I have a list of objects that contain values stored as strings but are actually numbers and I'm trying to find a way to parse strings to integers within a Java stream to sort them numerically. Here's what I got so far.

List<SearchResultObject> returnedValues = doTheSearchMethod();
returnedValues = returnedValues
.stream()
.sorted(Comparator.comparing(SearchResultObject::getNumber))
.collect(Collectors.toList());

As of right now this kind of works, but the problem is that because those numbers are actually strings, it sorts the numbers lexicographically, not numerically. Is there a way to incorporate parsing into the stream? All numbers are padded to be the same size.

3356001017053000000000000
3356001017002000000000000
3356001017004000000000000
3356001017026000000000000
5101004003020000000000000
4123000006002510000000000
4758000005010000000000000

Answer 1

use comparingLong and then parse long. the numbers are too large for integers.

returnedValues.sort(Comparator.comparingLong(sro->Long.parseLong(sro.getNumber())));

Answer 2

For just sorting you don't need stream, just use custom Comparator using lambda expression

Comparator<SearchResultObject> c = Comparator.comparingLong(s->Long.parseLong(s.getNumber()));

And then use Collections.sort method

Collections.sort(returnedValues,c);

Answer 3

You don't need to use Streams API for sorting the list, you can directly use sort() method from the List interface. You just need to ensure that you provide a proper comparator to the sort() method.

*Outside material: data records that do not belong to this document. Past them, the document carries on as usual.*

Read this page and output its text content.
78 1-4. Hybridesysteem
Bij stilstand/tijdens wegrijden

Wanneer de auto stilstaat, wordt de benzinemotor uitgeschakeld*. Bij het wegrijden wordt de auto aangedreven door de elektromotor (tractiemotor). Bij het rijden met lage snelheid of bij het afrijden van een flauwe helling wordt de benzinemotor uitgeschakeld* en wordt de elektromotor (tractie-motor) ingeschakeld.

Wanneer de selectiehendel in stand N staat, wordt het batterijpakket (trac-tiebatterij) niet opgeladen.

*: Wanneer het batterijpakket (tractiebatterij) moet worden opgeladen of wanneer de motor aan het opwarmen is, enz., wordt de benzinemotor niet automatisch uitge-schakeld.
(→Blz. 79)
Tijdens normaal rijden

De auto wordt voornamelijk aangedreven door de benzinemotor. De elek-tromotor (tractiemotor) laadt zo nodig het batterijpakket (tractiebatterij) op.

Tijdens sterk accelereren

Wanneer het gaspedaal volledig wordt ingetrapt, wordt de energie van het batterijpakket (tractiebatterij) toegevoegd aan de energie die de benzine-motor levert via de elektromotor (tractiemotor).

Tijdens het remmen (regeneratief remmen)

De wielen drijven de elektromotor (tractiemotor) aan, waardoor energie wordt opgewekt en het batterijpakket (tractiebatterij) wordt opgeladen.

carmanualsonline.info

As you mentioned, you can directly use:

Comparator.comparing(SearchResultObject::getNumber)

comparator to compare the strings.

However, as you need the list to be sorted by comparing the Integer/Long, you can use the following:

1. For Integer:

   list.sort(Comparator.comparingInt(s ->Integer.parseInt(s.getNumber())));

2. For Long:

   list.sort(Comparator.comparingLong(s ->Long.parseLong(s.getNumber())));

You can check the output for the following code below:

Before sorting
SearchResultObject{number='100'}
SearchResultObject{number='2'}
SearchResultObject{number='10'}
After sorting
SearchResultObject{number='2'}
SearchResultObject{number='10'}
SearchResultObject{number='100'}

The above output is based on the assumption the SearchResultObject contains a number as the field.

Answer 4

If you can modify SearchResultObject add a method to it converting the String to BigInteger and use it in your Comparator

public SearchResultObject {
    ...
    public BigInteger getNumberAsBigInteger() {
        return new BigInteger(this.number);
    }
    ...
}

And the invocation is

returnedValues.stream()
              .sorted(
                  Comparator.comparing(
                      SearchResultObject::getNumberAsBigInteger
                  )
              )
              .collect(Collectors.toList());

---

If you can't modify the SearchResultObject class, then you'll have to customize your Comparator a bit, but nothing too complicated

returnedValues.stream()
              .sorted(
                  Comparator.comparing(
                      sro -> new BigInteger(sro.getNumber())
                  )
              )
              .collect(toList());